Niche votive en kersanton.

Maison de Lazare de Saint-Georges, milieu 17e siècle

Le modillon en pierre de Logonna a "survécu" parce qu'il ne représentait rien de spécifiquement religieux susceptible de contrairier des velléités révolutionnaires.

Niche funéraire réemployée dans une façade.

Notre Dame de Roscudon - Cantique breton Itron Varia de Roskudon. Niche votive du presbytère de Telgruc-sur-Mer.

Niche moderne.

Les niches votives avec une voûte en cul-de-four (voûte rappelant la forme du four à pain d'antan) étaient une décoration architecturale au-dessus des linteaux des fenêtres ou des portes. Chaque niche était dotée bien souvent d'un saint sous la forme d'un statuaire religieux assurant la protection divine des maîtres de maison. La noblesse ou les riches négociants avaient une forte attirance pour l'affichage de signes religieux conforment à l'état d'esprit des époques successives jusqu'à ce que la révolution française de 1789 interdise toute appartenance religieuse au bénéfice du culte de l'être suprême. Un culte imposé par les dépositaires de la révolution tel que Robespierre, auquel personne ne crut mais que l'on adopta par crainte d'être guillotiné. La noblesse craignant pour ses jours se dépêcha de descendre et sans doute de détruire les saints indésirables. En cas d'oubli, le peuple en colère s'en chargea bien souvent. Les niches restèrent vides même si la révolution s'était bien éloignée avec le temps. Ce type d'affichage d'aisance perdit de son crédit, on n'osa plus être religieux à outrance dans une république devenue laïque.

Depuis la renaissance italienne du 15ème siècle, la niche comme élément décoratif interne ou externe à des églises ou des châteaux, parfois avec une voûte en coquille, s'intégrait lors de la construction de la demeure après avoir été taillée dans un atelier de sculpture. L'installation obéissait à la règle de la bénédiction par le curé de la paroisse. L'église tolérait le culte des saints à domicile avec néanmoins l'arrière pensée de recueillir des dons des familles riches. Chacun y trouvait son compte d'utilité...

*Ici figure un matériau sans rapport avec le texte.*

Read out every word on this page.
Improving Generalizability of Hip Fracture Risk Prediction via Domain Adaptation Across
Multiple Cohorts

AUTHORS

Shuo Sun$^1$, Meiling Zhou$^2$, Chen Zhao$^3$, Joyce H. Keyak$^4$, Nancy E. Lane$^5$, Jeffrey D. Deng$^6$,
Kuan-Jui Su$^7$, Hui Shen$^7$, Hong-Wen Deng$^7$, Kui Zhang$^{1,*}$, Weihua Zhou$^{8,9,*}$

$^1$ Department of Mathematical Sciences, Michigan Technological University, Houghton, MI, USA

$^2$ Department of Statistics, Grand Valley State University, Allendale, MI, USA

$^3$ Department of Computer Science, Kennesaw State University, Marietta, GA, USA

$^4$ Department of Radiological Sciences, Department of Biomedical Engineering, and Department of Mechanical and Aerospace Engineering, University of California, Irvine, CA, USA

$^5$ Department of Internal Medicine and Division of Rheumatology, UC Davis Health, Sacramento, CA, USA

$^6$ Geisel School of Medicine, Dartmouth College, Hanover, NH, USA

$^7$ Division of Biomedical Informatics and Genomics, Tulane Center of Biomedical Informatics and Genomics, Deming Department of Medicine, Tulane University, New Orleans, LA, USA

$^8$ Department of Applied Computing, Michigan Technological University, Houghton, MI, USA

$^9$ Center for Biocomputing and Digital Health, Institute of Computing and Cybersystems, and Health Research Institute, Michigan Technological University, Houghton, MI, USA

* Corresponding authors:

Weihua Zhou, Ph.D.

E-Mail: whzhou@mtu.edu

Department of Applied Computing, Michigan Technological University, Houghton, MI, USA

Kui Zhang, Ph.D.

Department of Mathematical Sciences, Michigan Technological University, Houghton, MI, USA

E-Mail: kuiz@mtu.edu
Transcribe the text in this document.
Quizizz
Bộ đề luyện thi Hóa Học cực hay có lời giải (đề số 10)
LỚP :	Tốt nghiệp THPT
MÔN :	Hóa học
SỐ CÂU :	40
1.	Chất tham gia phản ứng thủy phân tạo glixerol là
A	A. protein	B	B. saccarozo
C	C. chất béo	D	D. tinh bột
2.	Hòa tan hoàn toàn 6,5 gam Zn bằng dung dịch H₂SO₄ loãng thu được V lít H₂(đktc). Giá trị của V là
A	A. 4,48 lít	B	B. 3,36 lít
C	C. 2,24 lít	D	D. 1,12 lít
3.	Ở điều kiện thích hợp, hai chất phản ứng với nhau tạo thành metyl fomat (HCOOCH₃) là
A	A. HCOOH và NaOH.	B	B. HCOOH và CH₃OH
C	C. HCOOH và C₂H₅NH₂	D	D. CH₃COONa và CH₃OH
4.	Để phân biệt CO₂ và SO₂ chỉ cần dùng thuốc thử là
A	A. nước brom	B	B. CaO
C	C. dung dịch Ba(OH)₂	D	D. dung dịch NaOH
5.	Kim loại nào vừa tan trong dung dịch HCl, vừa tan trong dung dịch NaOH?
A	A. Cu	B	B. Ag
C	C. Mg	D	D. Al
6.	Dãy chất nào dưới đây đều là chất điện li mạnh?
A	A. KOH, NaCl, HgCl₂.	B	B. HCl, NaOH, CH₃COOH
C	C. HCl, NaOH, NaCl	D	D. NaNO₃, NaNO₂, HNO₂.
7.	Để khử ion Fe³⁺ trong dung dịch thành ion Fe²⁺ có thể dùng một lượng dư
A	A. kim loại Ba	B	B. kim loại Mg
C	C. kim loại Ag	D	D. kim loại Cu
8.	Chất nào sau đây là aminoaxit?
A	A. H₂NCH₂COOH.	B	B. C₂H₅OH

A la fin du 19ème siècle et au début du 20ème, quelques maisons nouvellement construites ou réaménagées ont intégré des niches récupérées ainsi que des saints provenant de mobiliers funéraires de cimetières déplacés. La sainte Vierge est la plus représentative. La dernière génération de niche ne fait plus appel à de la sculpture, il s'agit d'un renforcement dans la maçonnerie.